Robot movement commands are passed over serial to an Arduino controller:

def move_robot_command(action: str):
    if ser and ser.is_open:
        command_to_send_to_arduino = f"{action}
"
        ser.write(command_to_send_to_arduino.encode('utf-8'))
        return {"status": "ok", "received": action}

Jetson Orin Nano Setup

Since we needed SLAM and Reinforcement Learning on the Jetson, I opted to install an NVMe SSD. The first one that I bought was a PNY CS1030. I tried multiple methods to get it working but nothing worked.
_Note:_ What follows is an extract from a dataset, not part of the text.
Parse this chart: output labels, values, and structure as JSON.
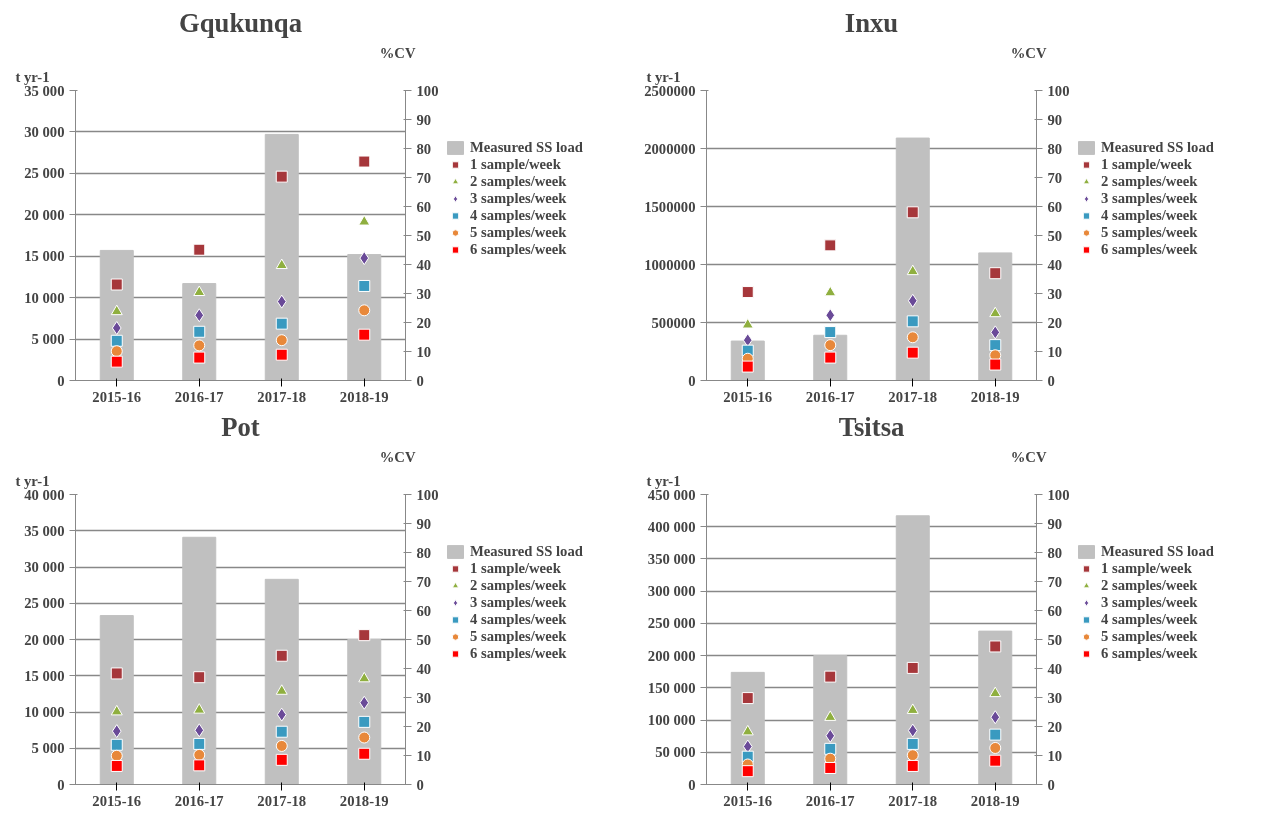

NVIDIA SDK Manager NVMe error

Finally, I bought a Lexar NM620 instead which worked perfectly right away. The problem was that the CS1030 lacked a DRAM cache, meaning it couldn’t keep its mapping table in fast memory and had no Host Memory Buffer support to fall back on.

SLAM

I chose RTAB-MAP SLAM for this project because it could generate voxelized 3D maps of the environment and supported LiDAR and wheel odometry inputs. I could have used NVIDIA’s Isaac SLAM which is more optimized for the Jetson Orin Nano, but it didn’t support LiDAR input or wheel odometry.

RTAB-MAP was installed via Docker (building from source on ARM was painful). I used three.js to visualize the point cloud on an HTML page.

The system works seamlessly: an HTTP request triggers the start, the FastAPI backend spawns rtabmap, and the status is checked every 5 seconds — students don’t need to touch the command line.

Assembly

When my new PCB arrived, everything worked perfectly — except the soft shutdown system. It would behave very strangely: sometimes it wouldn’t turn on, other times it wouldn’t turn off.

What I thought would be a quick fix turned into three long days of debugging. In the end, the solution was surprisingly simple: replacing the BJT transistor with an N-channel MOSFET.

SnAil Control Board V1.0 PCB

Conclusion

Building Sn.AI.l was an incredible experience that taught me more than any classroom ever could — from PCB design and soft shutdown circuits to computer vision pipelines and visual programming interfaces. The robot is now capable of teaching students the full AI pipeline: collect data, train models, and deploy on a real robot.